We are also doing dinner party rolls and breads for a lady who runs a supper club and shall also be doing breakfast breads for another lady who runs a B&B. Take a look through the site to see the type of things we have done in the past.
Format: 09.30 for 10.00 start, finishing c. 16.00. Three batches of bread to take home plus recipes. Coffee/tea and home made biscuits/cake plus lunch with wine, beer, soft drink etc.
Price: We are no longer supplying a free apron since most people already have an extensive collection so can offer a whole day course for £80 per person. £20 deposit (transferable but non refundable) secures a place with balance on the day.
Any questions, please email, call or leave a comment on the site.
We look forward to seeing you and, remember, keep baking!
Certificates arrived today! Gold for both Aussie Fruit Loaf and Turkish Pide and Bronze for Pesto swirl. Many of the professional winners are from small bakeries so check out whether any is near you: http://www.worldbreadawards.com/competition/winners/
Winner of the Amateur section was Andy Munarriz (@AndyMunarriz) who looks to be a great cook as well as a world class baker.

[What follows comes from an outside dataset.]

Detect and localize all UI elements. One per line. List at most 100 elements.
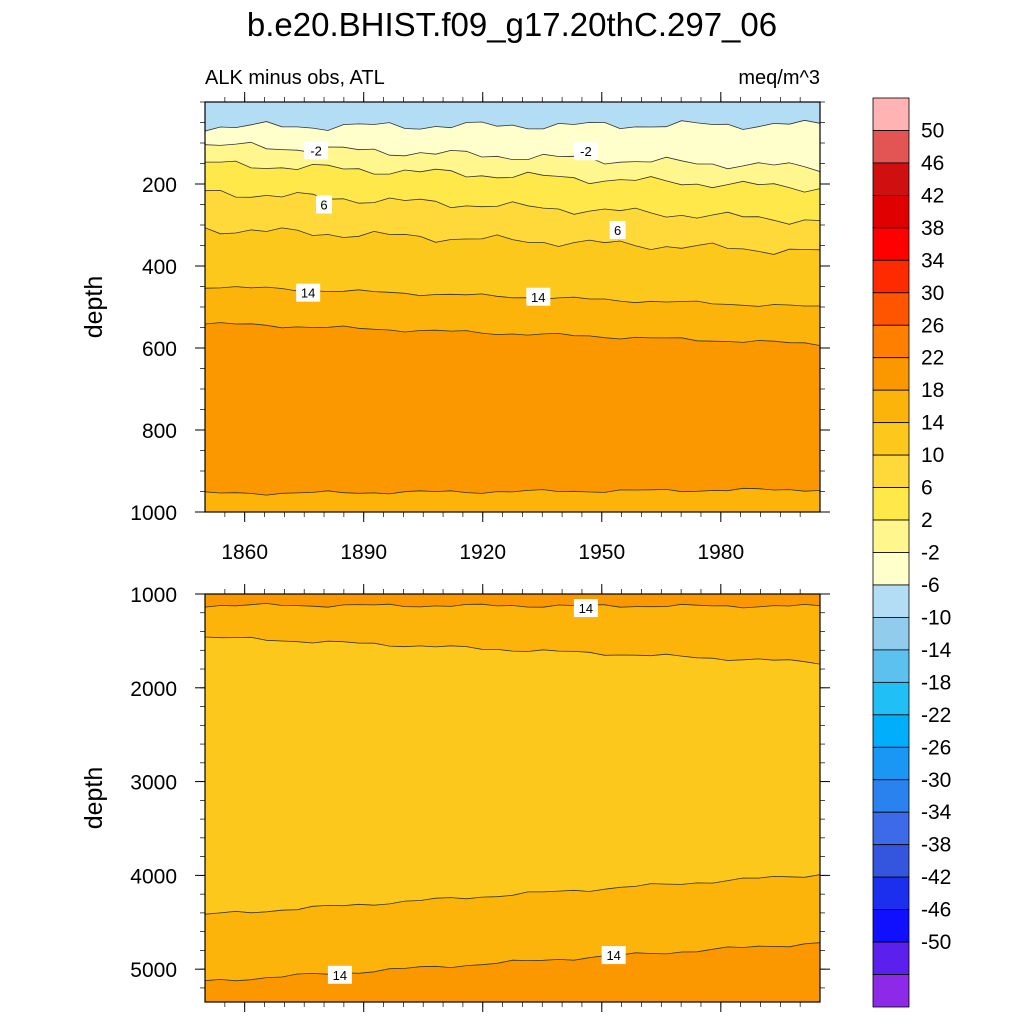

Just found out two of my breads won Gold at the World Bread Awards and my other entry a Bronze. Turkish Pide and Aussie Fruit loaf were two of just 15 golds not counting the overall winner Andy Munarriz. Certificates on the way so more to follow.
Another new recipe: http://www.myitaliansmorgasbord.com/2012/07/27/mixed-seeds-knackebrod-swedish-crackers-for-the-daring-bakers/ from a great website/blog.
It is a yeast dough but rolled very thinly and baked immediately. I tried plain ones with caraway and nigella seeds in the dough and the more coloured ones had an egg glaze into which I rolled some more seeds. I think these look better and have a great flavour. Suspect cumin seeds would be another good one. Easy and quick to make and very good with cheese. Would make a great Christmas gift.
I first made this when my neighbour came back from Cyprus with a loaf and it has been a favourite ever since. I have been making it as a three plait, photo left, but it is actually a flatbread so this weekend I made a more traditional version using this recipe (with the addition of fennel seeds to the nigella and sesame): http://www.taste.com.au/recipes/12772/turkish+pide. Needless to say delicious, especially warm and dipped in olive oil and Balsamic. One of the breads we are making Nov 8th on our flat (and flattish) bread course; only one place left!